石油の鉄道輸送が過去最高に〜安全への懸念も

 国内の石油生産が空前のブームを迎えてパイプラインがフル稼働する中で、石油の鉄道輸送量が過去最高の水準に達している。

 米鉄道協会(AAR)の最新統計によると、2013年上半期(1〜6月)の石油の鉄道輸送量は、前年同期比で48%の大幅増を記録した。貨物車で35万5933両分に上り、09年同期の5358両から急激に伸びている。

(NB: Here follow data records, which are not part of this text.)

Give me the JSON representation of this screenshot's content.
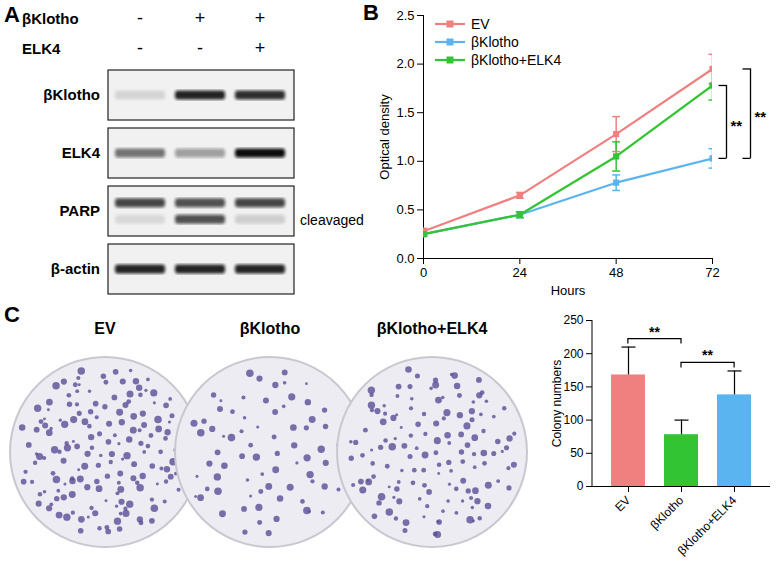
{
  "panel_labels": [
    "A",
    "B",
    "C"
  ],
  "blot": {
    "conditions": [
      {
        "label": "βKlotho",
        "signs": [
          "-",
          "+",
          "+"
        ]
      },
      {
        "label": "ELK4",
        "signs": [
          "-",
          "-",
          "+"
        ]
      }
    ],
    "rows": [
      {
        "label": "βKlotho",
        "bands": [
          [
            0.12,
            0.9,
            0.85
          ]
        ]
      },
      {
        "label": "ELK4",
        "bands": [
          [
            0.55,
            0.35,
            1.0
          ]
        ]
      },
      {
        "label": "PARP",
        "band_label": "cleavaged",
        "bands": [
          [
            0.75,
            0.7,
            0.75
          ],
          [
            0.1,
            0.7,
            0.15
          ]
        ]
      },
      {
        "label": "β-actin",
        "bands": [
          [
            0.9,
            0.9,
            0.9
          ]
        ]
      }
    ]
  },
  "plates": {
    "labels": [
      "EV",
      "βKlotho",
      "βKlotho+ELK4"
    ]
  },
  "chart_data": [
    {
      "type": "line",
      "x": [
        0,
        24,
        48,
        72
      ],
      "xlim": [
        0,
        72
      ],
      "xticks": [
        0,
        24,
        48,
        72
      ],
      "ylim": [
        0,
        2.5
      ],
      "yticks": [
        {
          "value": 0,
          "label": "0.0"
        },
        {
          "value": 0.5,
          "label": "0.5"
        },
        {
          "value": 1,
          "label": "1.0"
        },
        {
          "value": 1.5,
          "label": "1.5"
        },
        {
          "value": 2,
          "label": "2.0"
        },
        {
          "value": 2.5,
          "label": "2.5"
        }
      ],
      "x_label": "Hours",
      "y_label": "Optical density",
      "legend": "top-left",
      "marker": "square",
      "series": [
        {
          "name": "EV",
          "color": "#f08080",
          "values": [
            0.28,
            0.65,
            1.28,
            1.95
          ],
          "errors": [
            0.03,
            0.03,
            0.18,
            0.15
          ]
        },
        {
          "name": "βKlotho",
          "color": "#5ab4f0",
          "values": [
            0.25,
            0.45,
            0.78,
            1.03
          ],
          "errors": [
            0.02,
            0.03,
            0.08,
            0.1
          ]
        },
        {
          "name": "βKlotho+ELK4",
          "color": "#33c433",
          "values": [
            0.25,
            0.45,
            1.05,
            1.78
          ],
          "errors": [
            0.02,
            0.03,
            0.15,
            0.15
          ]
        }
      ],
      "annotations": [
        {
          "text": "**",
          "between": [
            "βKlotho",
            "βKlotho+ELK4"
          ]
        },
        {
          "text": "**",
          "between": [
            "βKlotho",
            "EV"
          ]
        }
      ]
    },
    {
      "type": "bar",
      "categories": [
        "EV",
        "βKlotho",
        "βKlotho+ELK4"
      ],
      "values": [
        168,
        78,
        138
      ],
      "errors": [
        42,
        22,
        36
      ],
      "colors": [
        "#f08080",
        "#33c433",
        "#5ab4f0"
      ],
      "ylim": [
        0,
        250
      ],
      "yticks": [
        0,
        50,
        100,
        150,
        200,
        250
      ],
      "y_label": "Colony numbers",
      "annotations": [
        {
          "text": "**",
          "between": [
            "EV",
            "βKlotho"
          ]
        },
        {
          "text": "**",
          "between": [
            "βKlotho",
            "βKlotho+ELK4"
          ]
        }
      ]
    }
  ]
}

 鉄道輸送量の増加は、ノースダコタ州のバッケン・シェールやテキサス州のイーグル・フォードの生産急増と深く関係し、大量の石油はメキシコ湾岸や米・カナダ東海岸の製油所に向けて運ばれている。

 鉄道輸送は通常、パイプラインや船舶での輸送より割高だが、パイプライン敷設をめぐる許認可や建設に長期間を要するため、鉄道輸送の需要が増している。

 一方、カナダ・ケベック州では最近、石油貨物列車の脱線・爆発事故が発生した。16日現在で少なくとも24人が死亡する大惨事になっており、鉄道輸送の安全問題に関心が集まっている。

 パイプライン事業者が、石油の輸送手段ではパイプラインが最も事故発生率が低いと強調するのに対し、鉄道業界側は、石油流出事故が起きた場合のパイプラインの流出量は鉄道をはるかに上回ると指摘する。スミス・カレッジ(マサチューセッツ州)の鉄道専門家、マーク・アルドリッチ名誉教授(経済学)によると、鉄道輸送全体の事故発生率は、1990年代前半と比べ約40%低下している。

 CNNマネーが連邦鉄道管理局の統計を基に鉄道会社の安全性を比較したところ、過去5年間はノーフォーク・サザン鉄道が最も優秀な記録を残している。